Over the past 15 plus years, I have made my living in the outdoor industry as a writer, TV host, hunt consultant, and marketing professional. I’ve been beyond blessed to travel the globe hunting and fishing, and it has given me opportunities I never thought I’d have to see some of the world’s wildest and most beautiful places, and meet some of the most interesting people imaginable and see how they live in their homelands. I am very excited about this new feature for OutdoorHub where I will be able to share my travels and adventures with you.

I will write up-to-date pieces on my current travels and fill in between with trips from the recent past. I have upcoming adventures to places such as Uganda, Kazakhstan, and Roatan, but I’ll also write about trips here in the U.S. from Kentucky, South Dakota and a number of domestic destinations. In this first piece, I will take you to western Colorado on an elk hunt I went on this past October.

As an owner and hunt consultant at Worldwide Trophy Adventures (WTA), part of my job is to go try out different outfitters to see if they meet the quality standards that we set in order to represent and book hunts for these companies. We had heard good things about a certain Colorado elk outfitter, I had an opening in my schedule for October, so I bought an over-the-counter elk tag and booked the hunt.

This hunt was to be in late October after the elk rut has generally been over for at least 2 weeks, although it seems the rut has been later and later each year in many places. I expected the trip to be a spot-and-stalk affair much like a mule deer hunt, and I have to be honest, I was a little disappointed that I wouldn’t get to chase bugling bulls. That is my favorite hunt in North America.

The cook's tent under the Colorado stars.
The cook tent under the Colorado stars.

Our camp was made up of small plywood cabins with propane heat and a big cook tent where we ate meals, all set at about 8,300 feet. The mountains were almost straight up, but once on top, there were miles and miles of rolling hills and small drainages, mostly covered in sage and oak brush, but with small pockets of timber scattered about.
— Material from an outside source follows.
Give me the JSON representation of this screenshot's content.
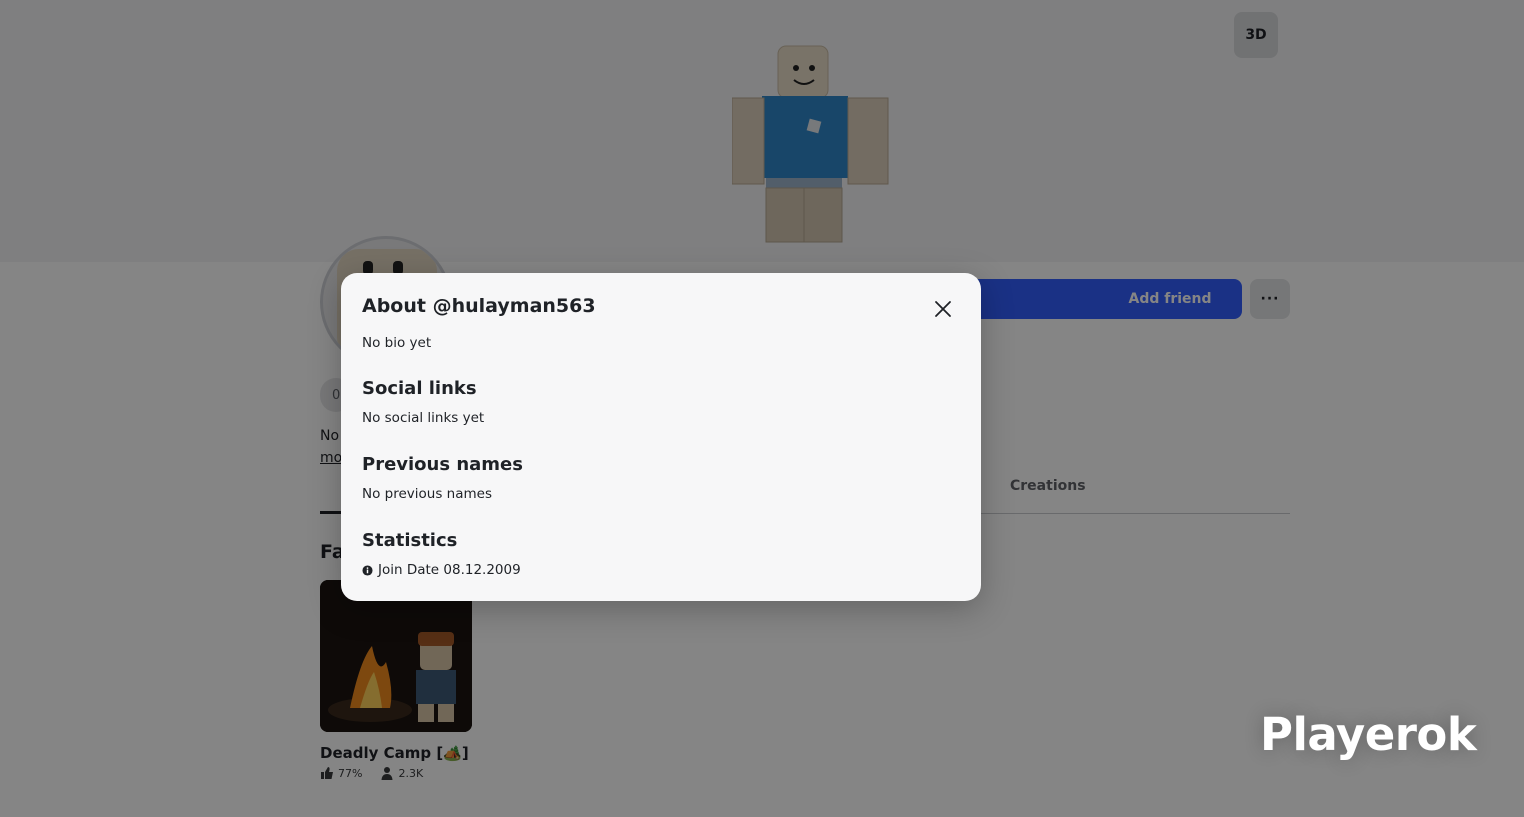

The tops of the mountains spread out for miles and looked like high desert even at 8,500 feet.
The tops of the mountains spread out for miles and looked like high desert even at 8,500 feet.

The first morning out, we glassed a decent-size bull at 500-600 yards away, but we got only a quick look at him before he disappeared into the brush. My guide, Rod Cogburn, said he thought it was a big 6×7 that a fellow guide, Wyatt, had seen the evening before. That was the only elk we saw that morning, but we did also glass up a 180-class mule deer.

That afternoon Rod and I headed to an area about 10 miles away, and saw a few scattered elk, but nothing I was interested in. About an hour before sunset, we saw a loan bull feed out of a timbered draw all alone, but he was 1,200 yards away. I quickly found him in my spotting scope, and Rod and I both were pleasantly surprised. The bull was wide with long beams and all his tines were excellent. He also had a big inline tine by his fourth point on one side. We both agreed he would go well over 350 inches.

The drainage where the author found his elk; look close and you can actually see a few elk in the bottom.
The drainage where the author found his elk; look close and you can actually see a few elk in the bottom.

Hide and Sneak

We knew we were short on time, but we made a hurried move that took us over two small ridges and valleys. When we came over the last ridge, we expected the bull to be at about 250 yards, but he wasn’t there. We waited until dark to see if maybe he had gone back in the timber and would re-emerge, but we didn’t see him again.

That evening we learned that the other hunter had taken a beautiful 320-ish 6×6 bull down in the bottom of the mountains. With his good fortune and our sighting of a big bull in the evening, Rod and I were pretty pumped up about the morning hunt.

Just at first light, we were back glassing the area where we had seen the big bull, but there was nothing there. We thought we would spend an hour or so and move on, but then we heard a bugle down below us. There was a draw with a small pond, and within the next 10 minutes, over 50 elk emerged from the timber and converged on the water source.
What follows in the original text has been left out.